Where is your mind? Does it sometimes feel like you are distracted at all times? When was the last time your mind felt truly at rest?
I love the recently-departed TV show Mad Men. I sincerely hope you do, too. If you’ve not yet seen even a moment of it, I sincerely envy your having the opportunity to discover and luxuriate in every moment of it.
Mad Men has a uniquely satisfying conclusion. All about Saṃsāra, I think. The closing sequence perfectly sums up the state of mind of its central character, and speaks perfectly of the state of mind of the times, then and now.
You are distracted at all times
I had to do a spot of travelling for work this week. A chance for plentiful podcast listening to pass the time whilst watching the autumnal countryside scroll by. The podcast is a remarkable and addictive medium. Sometimes what you hear taps uncannily into your own thoughts. Take this exchange from a podcast I listened to on my travels, between Nerdist podcast host Chris Hardwick and Mad Men creator Matthew Weiner. I think it tells you exactly what’s going on at the end of Mad Men. And exactly what’s going on right now:
Hardwick: “People are always distracting themselves, which is why time seems to move so fast. Because you are distracted at all times. You’re not noticing the passage of time.”
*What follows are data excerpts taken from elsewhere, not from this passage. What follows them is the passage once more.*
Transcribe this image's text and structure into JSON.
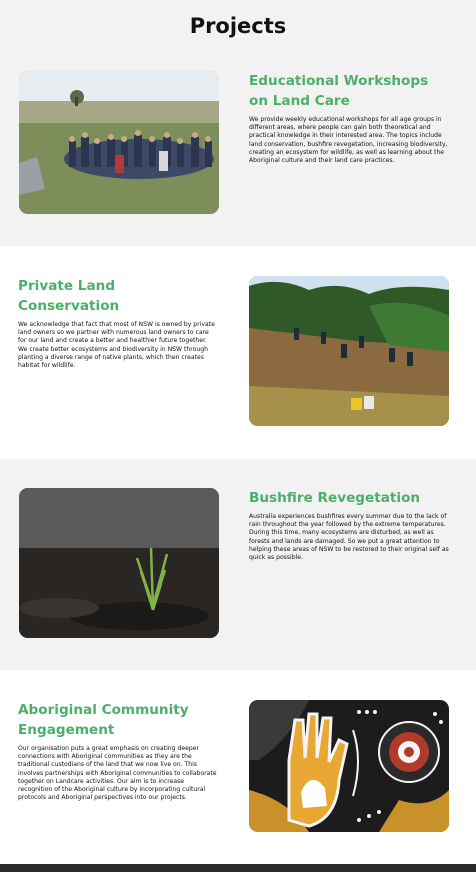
{
  "page": {
    "title": "Projects"
  },
  "projects": [
    {
      "title": "Educational Workshops on Land Care",
      "description": "We provide weekly educational workshops for all age groups in different areas, where people can gain both theoretical and practical knowledge in their interested area. The topics include land conservation, bushfire revegetation, increasing biodiversity, creating an ecosystem for wildlife, as well as learning about the Aboriginal culture and their land care practices."
    },
    {
      "title": "Private Land Conservation",
      "description": "We acknowledge that fact that most of NSW is owned by private land owners so we partner with numerous land owners to care for our land and create a better and healthier future together. We create better ecosystems and biodiversity in NSW through planting a diverse range of native plants, which then creates habitat for wildlife."
    },
    {
      "title": "Bushfire Revegetation",
      "description": "Australia experiences bushfires every summer due to the lack of rain throughout the year followed by the extreme temperatures. During this time, many ecosystems are disturbed, as well as forests and lands are damaged. So we put a great attention to helping these areas of NSW to be restored to their original self as quick as possible."
    },
    {
      "title": "Aboriginal Community Engagement",
      "description": "Our organisation puts a great emphasis on creating deeper connections with Aboriginal communities as they are the traditional custodians of the land that we now live on. This involves partnerships with Aboriginal communities to collaborate together on Landcare activities. Our aim is to increase recognition of the Aboriginal culture by incorporating cultural protocols and Aboriginal perspectives into our projects."
    }
  ]
}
Weiner: “The mindfulness thing… Whenever there’s a technological boom like we’ve just had, with massive change, there are transcendental meditation movements to slow the mind down and pay attention to things. It happened in the 1920s, it happened again in the 1950s, it happened in the 1970s, and it’s happening right now. But a lot of it is about ‘I am addicted to stimulation. This is more stimulation than I’ve ever had. What was my mind like when it was at rest?’”
The web is right there
What was my mind like when it was at rest? Now there is a question. I’ve only very recently joined the smartphone generation. I wasn’t sure my mind would ever get the chance to rest, with the world and its web suddenly right there on tap, 24/7. Seems Mr Weiner had similar concerns:
“I didn’t have a smartphone for like forever, because I knew I couldn’t handle it. Looking at your phone to see what is going on… you are always looking for entertainment, you are always looking for a diversion of some kind. You don’t even know what’s you and what’s it.”
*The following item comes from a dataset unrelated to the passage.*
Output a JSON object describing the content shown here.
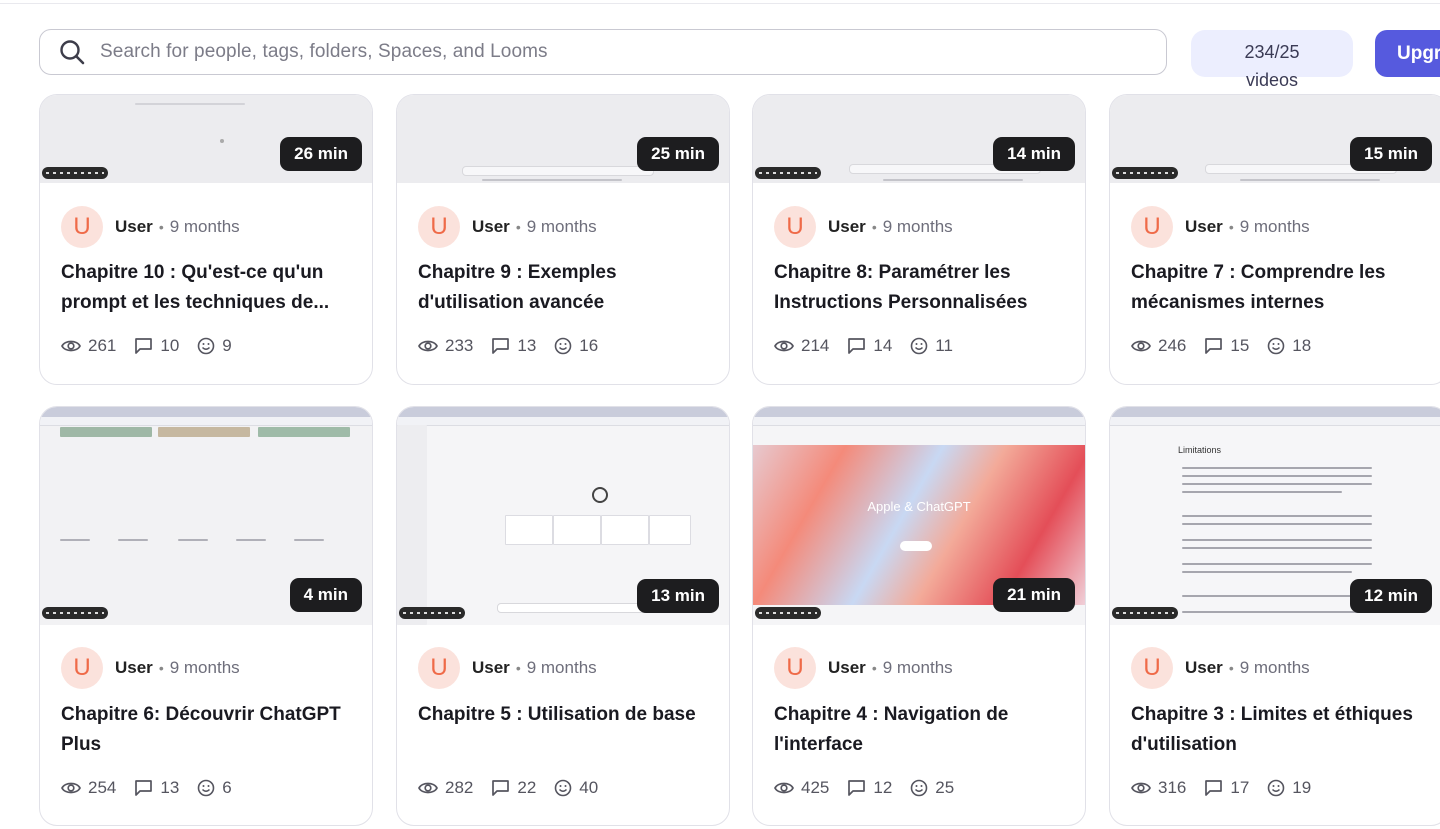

Finding out what you think
Ironically, the medium through which Mr Weiner was speaking is both a source of stimulation and a route back into the mind.
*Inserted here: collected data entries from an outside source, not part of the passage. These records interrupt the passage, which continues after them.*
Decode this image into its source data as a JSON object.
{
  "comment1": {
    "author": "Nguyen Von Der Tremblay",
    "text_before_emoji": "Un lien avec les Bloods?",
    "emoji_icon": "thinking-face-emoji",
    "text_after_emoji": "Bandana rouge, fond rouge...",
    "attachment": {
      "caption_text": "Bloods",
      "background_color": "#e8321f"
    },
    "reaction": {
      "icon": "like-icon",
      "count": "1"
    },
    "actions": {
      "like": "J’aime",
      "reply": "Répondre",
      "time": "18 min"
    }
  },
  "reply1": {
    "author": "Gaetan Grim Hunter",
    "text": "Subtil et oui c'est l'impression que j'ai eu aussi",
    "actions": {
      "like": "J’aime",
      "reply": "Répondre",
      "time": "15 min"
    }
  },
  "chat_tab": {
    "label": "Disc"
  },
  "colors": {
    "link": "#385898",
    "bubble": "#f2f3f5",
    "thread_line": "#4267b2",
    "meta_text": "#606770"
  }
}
“I write to find out what I think,” Stephen King once said. At their best, podcasts work in a similar way. The podcast can, in theory, go anywhere. It can present short, accessible bursts of information. It can enable sprawling conversations, digging deep into the mind or minds of the speaker or speakers. It can take the listener to almost a meditative place. Both speaker and listener can end up far from where they began.
Podcasting is democratic. For most people, talking is easier than writing. With podcasting, the means of production is at most people’s fingertips. Blogging and vlogging are just as accessible.
Saying what you need to say can help your mind return to a state of rest. You have something to say. Why not give it a go?
What works for you? What was it like when your mind was at rest?